L’image d’un président pour tous
Deux points de vue, diamétralement opposés, pourraient appréhender cette décision. D’un côté, il est possible d’estimer que le président agit par calcul. En vue de sa réélection à la présidence en 2017, il chercherait à donner des gages aux catholiques de France, si durement éprouvés par le violent assassinat du père Jacques Hamel à Saint-Étienne-du-Rouvray.
Profitant de l’occasion, il voudrait se donner l’image d’un président pour tous, rassemblant dans l’unité le peuple français, par-delà les clivages politiques profonds qui ont marqué son mandat. Impressionné par la réponse cohérente et l’appel au jeûne et à la prière de l’Église, sa dignité et son désir manifeste d’œuvrer pour la paix, il chercherait, en calcul politique, à tirer la couverture à soi et à recevoir un peu de cette aura.
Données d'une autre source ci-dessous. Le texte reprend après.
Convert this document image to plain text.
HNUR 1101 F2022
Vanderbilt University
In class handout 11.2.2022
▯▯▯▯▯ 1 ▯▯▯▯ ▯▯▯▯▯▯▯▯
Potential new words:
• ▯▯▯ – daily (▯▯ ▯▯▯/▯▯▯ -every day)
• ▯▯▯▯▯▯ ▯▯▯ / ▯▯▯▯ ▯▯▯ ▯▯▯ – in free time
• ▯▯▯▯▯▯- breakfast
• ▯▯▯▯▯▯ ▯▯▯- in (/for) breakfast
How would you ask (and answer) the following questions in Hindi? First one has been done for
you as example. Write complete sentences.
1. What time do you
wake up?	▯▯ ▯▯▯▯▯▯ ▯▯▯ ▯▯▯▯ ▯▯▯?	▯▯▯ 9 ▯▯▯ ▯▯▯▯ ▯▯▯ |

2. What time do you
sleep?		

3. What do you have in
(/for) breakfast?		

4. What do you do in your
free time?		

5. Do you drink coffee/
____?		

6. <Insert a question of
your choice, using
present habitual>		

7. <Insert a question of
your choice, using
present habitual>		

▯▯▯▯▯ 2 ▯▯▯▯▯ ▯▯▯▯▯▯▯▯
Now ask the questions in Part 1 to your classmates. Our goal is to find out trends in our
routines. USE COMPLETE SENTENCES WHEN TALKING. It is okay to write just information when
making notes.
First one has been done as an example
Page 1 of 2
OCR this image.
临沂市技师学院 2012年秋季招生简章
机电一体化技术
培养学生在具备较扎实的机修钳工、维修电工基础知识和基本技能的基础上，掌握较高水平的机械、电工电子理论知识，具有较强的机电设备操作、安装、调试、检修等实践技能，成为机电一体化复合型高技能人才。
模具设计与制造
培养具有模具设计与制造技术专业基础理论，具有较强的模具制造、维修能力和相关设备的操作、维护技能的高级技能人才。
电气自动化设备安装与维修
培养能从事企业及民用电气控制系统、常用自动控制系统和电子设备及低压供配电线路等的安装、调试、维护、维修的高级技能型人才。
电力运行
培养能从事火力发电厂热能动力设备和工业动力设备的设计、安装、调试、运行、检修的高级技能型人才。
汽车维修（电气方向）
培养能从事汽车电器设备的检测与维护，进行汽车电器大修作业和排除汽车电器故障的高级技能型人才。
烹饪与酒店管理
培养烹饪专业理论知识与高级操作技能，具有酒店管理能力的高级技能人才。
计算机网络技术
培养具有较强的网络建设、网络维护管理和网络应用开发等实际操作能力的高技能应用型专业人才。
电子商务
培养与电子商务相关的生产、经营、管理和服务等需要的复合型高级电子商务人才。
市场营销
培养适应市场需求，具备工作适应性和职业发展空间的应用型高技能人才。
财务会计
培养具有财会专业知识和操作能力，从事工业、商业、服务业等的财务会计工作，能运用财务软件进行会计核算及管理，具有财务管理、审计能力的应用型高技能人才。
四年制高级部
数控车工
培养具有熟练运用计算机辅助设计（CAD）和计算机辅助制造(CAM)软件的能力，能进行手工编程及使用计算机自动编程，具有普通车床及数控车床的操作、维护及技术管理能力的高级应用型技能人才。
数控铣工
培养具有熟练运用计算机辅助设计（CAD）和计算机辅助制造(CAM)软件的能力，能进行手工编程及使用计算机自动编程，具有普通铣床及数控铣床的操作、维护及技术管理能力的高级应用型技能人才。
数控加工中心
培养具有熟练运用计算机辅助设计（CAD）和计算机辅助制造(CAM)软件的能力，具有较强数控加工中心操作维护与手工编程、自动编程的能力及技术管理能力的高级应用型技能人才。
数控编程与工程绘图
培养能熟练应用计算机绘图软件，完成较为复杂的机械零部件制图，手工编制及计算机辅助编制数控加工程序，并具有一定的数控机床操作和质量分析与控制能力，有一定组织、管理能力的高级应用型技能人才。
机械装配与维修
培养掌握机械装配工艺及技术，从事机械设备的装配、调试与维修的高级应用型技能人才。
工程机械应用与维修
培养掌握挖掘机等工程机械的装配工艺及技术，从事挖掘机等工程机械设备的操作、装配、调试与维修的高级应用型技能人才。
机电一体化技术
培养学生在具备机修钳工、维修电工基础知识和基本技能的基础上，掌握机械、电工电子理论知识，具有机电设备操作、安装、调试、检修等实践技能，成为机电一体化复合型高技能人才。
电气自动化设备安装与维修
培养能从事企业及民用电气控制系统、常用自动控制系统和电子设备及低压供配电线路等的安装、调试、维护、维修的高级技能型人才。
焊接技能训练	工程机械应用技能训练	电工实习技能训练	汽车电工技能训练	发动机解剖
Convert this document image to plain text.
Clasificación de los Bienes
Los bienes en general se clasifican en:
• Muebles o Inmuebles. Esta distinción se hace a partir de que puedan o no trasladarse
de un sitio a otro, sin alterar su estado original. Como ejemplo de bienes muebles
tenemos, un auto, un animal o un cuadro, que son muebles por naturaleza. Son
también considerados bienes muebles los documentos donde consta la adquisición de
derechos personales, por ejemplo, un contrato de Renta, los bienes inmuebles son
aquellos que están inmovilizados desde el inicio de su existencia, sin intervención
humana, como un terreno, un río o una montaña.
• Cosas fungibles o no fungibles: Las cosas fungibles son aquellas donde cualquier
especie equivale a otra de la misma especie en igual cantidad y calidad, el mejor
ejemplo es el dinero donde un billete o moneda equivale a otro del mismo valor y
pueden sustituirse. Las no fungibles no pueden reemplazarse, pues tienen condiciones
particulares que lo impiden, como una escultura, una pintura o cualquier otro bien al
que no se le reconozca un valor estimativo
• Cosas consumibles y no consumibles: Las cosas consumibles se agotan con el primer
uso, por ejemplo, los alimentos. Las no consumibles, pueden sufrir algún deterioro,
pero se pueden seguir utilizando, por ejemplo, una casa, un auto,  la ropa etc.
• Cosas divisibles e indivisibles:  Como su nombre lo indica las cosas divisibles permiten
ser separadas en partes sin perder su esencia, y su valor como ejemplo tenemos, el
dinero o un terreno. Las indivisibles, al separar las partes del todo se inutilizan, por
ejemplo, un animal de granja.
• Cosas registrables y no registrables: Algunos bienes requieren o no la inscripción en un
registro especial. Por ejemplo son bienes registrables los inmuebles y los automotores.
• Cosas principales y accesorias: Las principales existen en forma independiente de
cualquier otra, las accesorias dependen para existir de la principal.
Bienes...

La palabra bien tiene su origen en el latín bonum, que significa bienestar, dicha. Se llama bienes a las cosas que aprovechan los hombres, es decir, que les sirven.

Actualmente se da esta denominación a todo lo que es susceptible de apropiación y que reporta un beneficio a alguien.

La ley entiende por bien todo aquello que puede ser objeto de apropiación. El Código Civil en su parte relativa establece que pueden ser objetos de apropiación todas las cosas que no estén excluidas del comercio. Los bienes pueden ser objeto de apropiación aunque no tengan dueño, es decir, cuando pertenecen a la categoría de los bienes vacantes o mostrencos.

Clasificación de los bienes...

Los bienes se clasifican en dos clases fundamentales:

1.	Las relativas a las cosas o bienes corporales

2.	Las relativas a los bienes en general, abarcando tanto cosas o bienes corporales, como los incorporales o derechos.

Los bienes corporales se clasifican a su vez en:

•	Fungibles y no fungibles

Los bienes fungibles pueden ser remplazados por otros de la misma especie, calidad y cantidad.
De l’autre côté, il n’est pas interdit d’espérer que le martyre du père Jacques porte déjà du fruit. “Sanguis martyrum semen christianorum” [2]… Nous savons que, dans une conversation téléphonique avec le pape François, le président Hollande lui a dit : “Lorsqu’un prêtre est attaqué, c’est toute la France qui est meurtrie”.
L’espoir de la grâce
Le président de la République a été baptisé à Rouen, dans la Cathédrale même où ont eu lieu les obsèques du père Jacques. Ayant reçu une éducation catholique, il se dit non-croyant et non-pratiquant et expliquait à La Vie, en décembre 2011, s’être “forgé sa propre philosophie de la vie”. Et si… Et si la grâce divine était en train de se frayer un chemin dans son cœur ?
C’est précisément cela qui est embêtant, avec la grâce, c’est qu’elle est bien plus puissante que nous ne le croyons. Et Dieu, maître des temps et de l’histoire, est peut-être aussi sage que nous, lui qui cherche à “faire tomber l’homme dans le piège de ses bras” et le “prend un peu par surprise. Mais on le prend comme on peut. Si quelqu’un le sait, c’est moi” [3]. Pas de méprise : je ne dis pas que c’est cela qui est en train de se produire. En revanche, c’est cela que nous devons espérer pour François Hollande. Et pour nous.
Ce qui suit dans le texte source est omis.